Vivemos em uma cultura que exalta a juventude, a força, a produtividade e a visibilidade. Somos constantemente incentivados a permanecer em “plena floração”: belos, admirados, eficientes e relevantes. Contudo, a sabedoria de Deus revela uma verdade surpreendente: o momento mais fecundo da vida nem sempre coincide com o seu momento mais brilhante.
Uma flor encanta quando está aberta em todo o seu esplendor. Sua beleza atrai os olhares e desperta admiração. Entretanto, sua missão não termina ali. O seu ponto mais profundo de maturidade acontece quando as pétalas começam a cair. É justamente no processo de murchar que ela libera suas sementes e gera uma nova vida. Aquilo que parece declínio é, na realidade, um ato silencioso de fecundidade.

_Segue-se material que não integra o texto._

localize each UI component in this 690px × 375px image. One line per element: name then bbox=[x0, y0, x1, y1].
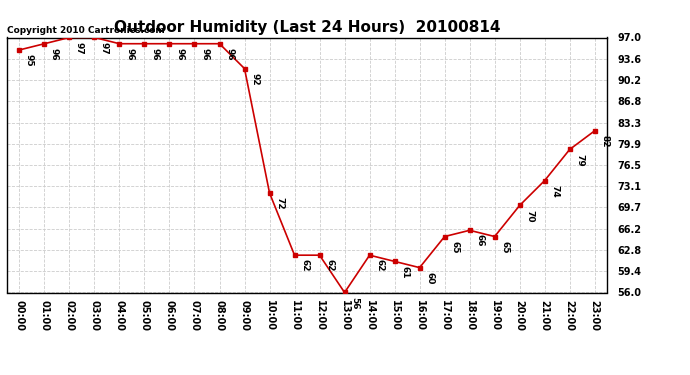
Text: 96: 96 bbox=[50, 48, 59, 60]
Text: 62: 62 bbox=[325, 260, 334, 272]
Text: 72: 72 bbox=[275, 197, 284, 210]
Text: 97: 97 bbox=[100, 42, 109, 54]
Text: 96: 96 bbox=[125, 48, 134, 60]
Text: 65: 65 bbox=[500, 241, 509, 253]
Text: 96: 96 bbox=[225, 48, 234, 60]
Text: 74: 74 bbox=[550, 185, 559, 198]
Text: 97: 97 bbox=[75, 42, 84, 54]
Text: 62: 62 bbox=[375, 260, 384, 272]
Text: 56: 56 bbox=[350, 297, 359, 309]
Text: 92: 92 bbox=[250, 73, 259, 86]
Text: 96: 96 bbox=[150, 48, 159, 60]
Title: Outdoor Humidity (Last 24 Hours)  20100814: Outdoor Humidity (Last 24 Hours) 2010081… bbox=[114, 20, 500, 35]
Text: 79: 79 bbox=[575, 154, 584, 166]
Text: 60: 60 bbox=[425, 272, 434, 284]
Text: Copyright 2010 Cartronics.com: Copyright 2010 Cartronics.com bbox=[7, 26, 165, 35]
Text: 96: 96 bbox=[200, 48, 209, 60]
Text: 62: 62 bbox=[300, 260, 309, 272]
Text: 65: 65 bbox=[450, 241, 459, 253]
Text: 82: 82 bbox=[600, 135, 609, 147]
Text: 70: 70 bbox=[525, 210, 534, 222]
Text: 66: 66 bbox=[475, 234, 484, 247]
Text: 96: 96 bbox=[175, 48, 184, 60]
Text: 95: 95 bbox=[25, 54, 34, 67]
Text: 61: 61 bbox=[400, 266, 409, 278]
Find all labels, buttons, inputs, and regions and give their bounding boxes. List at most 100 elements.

Essa verdade encontra sua expressão máxima em Jesus Cristo. Durante sua vida pública, multidões o seguiam, os enfermos eram curados e sua fama se espalhava por toda a região. Era o florescimento visível da missão. Mas a maior obra da salvação não aconteceu nos dias dos aplausos. Ela ocorreu quando foi abandonado, humilhado e elevado na cruz.

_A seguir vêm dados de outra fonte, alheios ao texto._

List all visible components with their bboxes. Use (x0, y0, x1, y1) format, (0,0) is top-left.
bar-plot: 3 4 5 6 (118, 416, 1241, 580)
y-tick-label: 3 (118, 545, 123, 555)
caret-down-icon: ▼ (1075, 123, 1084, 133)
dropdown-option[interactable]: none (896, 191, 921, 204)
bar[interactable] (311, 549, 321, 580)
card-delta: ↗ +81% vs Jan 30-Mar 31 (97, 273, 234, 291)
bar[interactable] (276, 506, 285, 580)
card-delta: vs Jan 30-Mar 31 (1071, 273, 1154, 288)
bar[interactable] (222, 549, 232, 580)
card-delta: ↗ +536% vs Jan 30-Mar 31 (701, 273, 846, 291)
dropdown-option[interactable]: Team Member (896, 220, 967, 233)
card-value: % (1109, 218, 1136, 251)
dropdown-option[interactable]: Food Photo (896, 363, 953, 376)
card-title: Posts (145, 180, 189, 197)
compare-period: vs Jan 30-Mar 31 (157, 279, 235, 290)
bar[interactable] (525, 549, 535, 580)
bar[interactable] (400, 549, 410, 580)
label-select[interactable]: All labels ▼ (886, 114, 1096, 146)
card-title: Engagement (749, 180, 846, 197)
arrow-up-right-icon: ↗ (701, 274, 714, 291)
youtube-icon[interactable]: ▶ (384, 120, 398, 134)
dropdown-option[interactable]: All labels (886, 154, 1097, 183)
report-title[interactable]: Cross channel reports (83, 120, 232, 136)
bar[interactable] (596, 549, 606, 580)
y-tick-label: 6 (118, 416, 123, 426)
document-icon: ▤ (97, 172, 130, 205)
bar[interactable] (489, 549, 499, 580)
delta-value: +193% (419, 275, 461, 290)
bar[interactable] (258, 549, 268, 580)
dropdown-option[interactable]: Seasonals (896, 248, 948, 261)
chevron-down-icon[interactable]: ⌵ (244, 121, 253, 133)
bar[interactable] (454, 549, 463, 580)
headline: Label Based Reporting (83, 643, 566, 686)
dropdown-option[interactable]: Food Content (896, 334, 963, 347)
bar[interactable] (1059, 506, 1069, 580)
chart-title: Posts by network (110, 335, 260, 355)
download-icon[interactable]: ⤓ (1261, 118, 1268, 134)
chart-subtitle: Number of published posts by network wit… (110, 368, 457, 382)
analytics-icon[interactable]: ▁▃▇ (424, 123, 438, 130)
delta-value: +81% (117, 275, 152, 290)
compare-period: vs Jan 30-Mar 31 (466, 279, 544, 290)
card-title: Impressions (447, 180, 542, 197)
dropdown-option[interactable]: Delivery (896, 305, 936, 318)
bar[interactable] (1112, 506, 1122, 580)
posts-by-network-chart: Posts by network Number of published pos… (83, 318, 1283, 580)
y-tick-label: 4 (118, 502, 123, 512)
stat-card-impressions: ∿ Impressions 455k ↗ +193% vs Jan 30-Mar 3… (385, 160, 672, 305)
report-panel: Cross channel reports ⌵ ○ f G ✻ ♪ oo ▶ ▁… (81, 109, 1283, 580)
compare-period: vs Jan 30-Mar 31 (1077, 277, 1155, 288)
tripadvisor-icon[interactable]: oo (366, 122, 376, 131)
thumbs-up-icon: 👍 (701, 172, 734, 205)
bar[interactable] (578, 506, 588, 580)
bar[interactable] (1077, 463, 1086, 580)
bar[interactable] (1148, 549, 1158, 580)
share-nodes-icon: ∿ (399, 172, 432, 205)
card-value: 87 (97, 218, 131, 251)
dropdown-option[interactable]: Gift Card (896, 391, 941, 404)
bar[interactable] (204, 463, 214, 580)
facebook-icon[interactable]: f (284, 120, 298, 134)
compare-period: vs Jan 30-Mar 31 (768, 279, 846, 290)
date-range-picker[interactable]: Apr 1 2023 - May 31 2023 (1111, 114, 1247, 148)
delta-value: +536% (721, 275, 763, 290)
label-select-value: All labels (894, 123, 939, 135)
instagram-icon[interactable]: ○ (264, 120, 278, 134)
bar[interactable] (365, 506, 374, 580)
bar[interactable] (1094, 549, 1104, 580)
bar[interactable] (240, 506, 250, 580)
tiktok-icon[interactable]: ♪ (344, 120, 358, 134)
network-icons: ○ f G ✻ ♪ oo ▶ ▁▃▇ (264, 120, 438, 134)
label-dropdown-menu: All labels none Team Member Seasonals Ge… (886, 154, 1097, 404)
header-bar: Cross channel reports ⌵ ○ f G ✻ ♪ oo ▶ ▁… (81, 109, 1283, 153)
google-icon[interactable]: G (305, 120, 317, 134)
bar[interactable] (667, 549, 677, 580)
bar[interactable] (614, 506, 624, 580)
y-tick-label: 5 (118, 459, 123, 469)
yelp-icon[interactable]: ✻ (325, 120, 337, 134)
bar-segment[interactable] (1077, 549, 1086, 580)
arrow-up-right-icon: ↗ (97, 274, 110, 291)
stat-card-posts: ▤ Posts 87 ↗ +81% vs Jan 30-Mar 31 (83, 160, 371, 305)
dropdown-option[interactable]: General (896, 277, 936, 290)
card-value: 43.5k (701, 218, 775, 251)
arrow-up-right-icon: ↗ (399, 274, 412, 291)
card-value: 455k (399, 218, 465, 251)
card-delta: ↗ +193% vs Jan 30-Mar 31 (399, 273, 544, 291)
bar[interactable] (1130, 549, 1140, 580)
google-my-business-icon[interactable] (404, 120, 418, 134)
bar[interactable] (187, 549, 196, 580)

O próprio Senhor havia anunciado esse mistério ao afirmar: “Se o grão de trigo que cai na terra não morre, fica só; mas, se morre, produz muito fruto” (Jo 12,24). A cruz, aos olhos humanos, parecia fracasso; aos olhos de Deus, era a hora da fecundidade suprema. Da morte de Cristo brotou a vida para o mundo inteiro.
São João da Cruz compreendeu profundamente essa dinâmica espiritual. Para ele, o centro mais profundo da pessoa não é um lugar escondido dentro da alma, mas o ponto mais alto de maturidade que a graça divina pode alcançar em nós. Esse centro raramente coincide com o vigor da juventude. Geralmente, ele é alcançado depois das provações, das perdas, das lágrimas e dos inevitáveis sinais do tempo.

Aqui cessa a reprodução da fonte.